The Age of Doubt
Author | Andrea Camilleri |
---|---|
Original title | L'età del dubbio |
Translator | Stephen Sartarelli |
Language | Italian/Sicilian |
Series | Inspector Salvo Montalbano, #14 |
Genre | Crime, Mystery novel |
Publication date | 23 October 2008 |
Publication place | Italy, Sicily |
Published in English | 2012 |
Media type | Print (Hardcover, Paperback) |
Pages | 288 |
ISBN | 978-0-14-312092-6 (Eng. trans.) |
Preceded by | The Potter's Field |
The Age of Doubt (orig. Italian: L'età del dubbio) is a 2008 novel by Andrea Camilleri, translated into English in 2012 by Stephen Sartarelli. It is the fourteenth novel in the internationally popular Inspector Montalbano series.
Plot
Inspector Montalbano has a dream in between the tragic and the ridiculous, which reveals his recurring thoughts about death and his relationship with Livia.
In the dream, he's witnessing his own funeral, Catarella himself tells him that he's dead. Attending the funeral are the usual police investigators: Coroner Dr. Pasquano, who grumpily refuses to give details on the deceased before the autopsy, Questor[1] Bonetti-Alderighi, who does not authorize Montalbano to investigate his own death, and his friend Mimì Augello. They are all there, except for one person: Livia, his girlfriend. An irritated Montalbano phones her and she calmly tells him that she won't have time to attend the funeral and that, to say it plainly, she will in fact seize this unique opportunity, his death, to extricate herself from an overlong relationship and look for pastures new.

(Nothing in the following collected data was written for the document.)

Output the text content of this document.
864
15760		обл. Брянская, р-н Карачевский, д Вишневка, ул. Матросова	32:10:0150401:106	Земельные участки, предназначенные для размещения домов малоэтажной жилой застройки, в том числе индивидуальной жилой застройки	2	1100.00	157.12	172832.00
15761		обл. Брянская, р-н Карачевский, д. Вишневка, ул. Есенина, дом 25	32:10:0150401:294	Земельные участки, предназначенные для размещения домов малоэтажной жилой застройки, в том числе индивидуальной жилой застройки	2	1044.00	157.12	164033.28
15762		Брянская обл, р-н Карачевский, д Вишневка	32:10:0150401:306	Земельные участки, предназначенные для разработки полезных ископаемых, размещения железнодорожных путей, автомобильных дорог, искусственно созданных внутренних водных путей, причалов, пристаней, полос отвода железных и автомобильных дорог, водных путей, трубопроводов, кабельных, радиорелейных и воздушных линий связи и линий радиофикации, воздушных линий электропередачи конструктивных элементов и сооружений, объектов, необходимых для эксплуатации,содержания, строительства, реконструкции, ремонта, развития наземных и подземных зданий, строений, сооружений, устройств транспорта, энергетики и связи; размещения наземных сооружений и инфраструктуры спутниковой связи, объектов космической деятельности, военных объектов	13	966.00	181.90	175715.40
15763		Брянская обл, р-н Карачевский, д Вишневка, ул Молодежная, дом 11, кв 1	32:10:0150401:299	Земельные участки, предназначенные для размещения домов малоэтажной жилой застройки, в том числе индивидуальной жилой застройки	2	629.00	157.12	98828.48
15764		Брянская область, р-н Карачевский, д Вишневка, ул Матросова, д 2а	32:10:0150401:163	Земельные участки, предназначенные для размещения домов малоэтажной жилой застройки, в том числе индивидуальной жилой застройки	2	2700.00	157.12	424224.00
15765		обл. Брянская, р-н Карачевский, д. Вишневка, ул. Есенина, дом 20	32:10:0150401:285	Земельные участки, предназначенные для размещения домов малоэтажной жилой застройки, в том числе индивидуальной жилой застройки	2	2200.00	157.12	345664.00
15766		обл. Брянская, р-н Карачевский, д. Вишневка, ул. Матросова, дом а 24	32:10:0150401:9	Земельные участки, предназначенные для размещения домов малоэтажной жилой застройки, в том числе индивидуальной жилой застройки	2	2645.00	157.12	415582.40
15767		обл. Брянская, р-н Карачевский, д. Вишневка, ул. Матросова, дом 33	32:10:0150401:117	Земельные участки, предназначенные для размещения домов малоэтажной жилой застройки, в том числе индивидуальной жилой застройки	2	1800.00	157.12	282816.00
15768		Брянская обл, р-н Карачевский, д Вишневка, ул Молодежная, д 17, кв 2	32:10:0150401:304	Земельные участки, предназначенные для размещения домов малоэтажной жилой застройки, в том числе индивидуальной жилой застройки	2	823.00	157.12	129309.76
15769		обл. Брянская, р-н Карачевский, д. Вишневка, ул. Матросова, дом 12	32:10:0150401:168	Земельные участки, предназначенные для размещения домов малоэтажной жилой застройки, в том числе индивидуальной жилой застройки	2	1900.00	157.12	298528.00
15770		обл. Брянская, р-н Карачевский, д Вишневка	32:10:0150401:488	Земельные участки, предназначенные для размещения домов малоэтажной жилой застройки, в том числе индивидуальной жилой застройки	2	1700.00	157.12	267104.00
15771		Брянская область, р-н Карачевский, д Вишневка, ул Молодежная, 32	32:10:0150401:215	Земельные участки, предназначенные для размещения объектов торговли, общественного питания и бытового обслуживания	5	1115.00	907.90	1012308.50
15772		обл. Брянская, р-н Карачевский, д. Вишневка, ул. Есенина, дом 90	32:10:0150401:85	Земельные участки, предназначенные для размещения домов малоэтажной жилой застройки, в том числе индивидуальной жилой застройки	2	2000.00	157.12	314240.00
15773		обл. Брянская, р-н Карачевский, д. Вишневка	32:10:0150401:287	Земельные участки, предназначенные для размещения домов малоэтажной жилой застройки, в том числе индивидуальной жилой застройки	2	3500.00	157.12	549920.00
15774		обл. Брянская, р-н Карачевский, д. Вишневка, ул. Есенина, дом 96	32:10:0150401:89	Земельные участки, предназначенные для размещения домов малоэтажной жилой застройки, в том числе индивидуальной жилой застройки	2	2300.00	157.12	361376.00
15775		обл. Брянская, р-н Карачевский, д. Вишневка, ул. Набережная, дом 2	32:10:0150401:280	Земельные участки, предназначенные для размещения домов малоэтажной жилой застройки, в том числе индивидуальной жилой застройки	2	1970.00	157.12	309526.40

A loud noise wakes Montalbano, caused by the stormy sea. The sea and the port of Vigata become the setting of Montalbano's new investigation, involving two vessels moored side by side at the Vigata docks: a powerful speedboat and the "Vanna", a luxury yacht whose crew has found a dinghy at sea carrying a disfigured man killed by poison.
Montalbano suspects foul play involving some of the vessels' crews and asks for the collaboration of a female officer of the Port Authorities: enter Laura, a beautiful and intelligent young woman who falls desperately in love with the Inspector, who loses his heart to her, like a passionate teenager.
Action and introspection alternate in this 14th novel, which sees Montalbano wrestling with doubts and existential thoughts whilst trying to resolve a complicated case of diamond trafficking.
References
- ^ The Italian senior post of "Questor" is similar to a regional Commissioner or Chief of Police.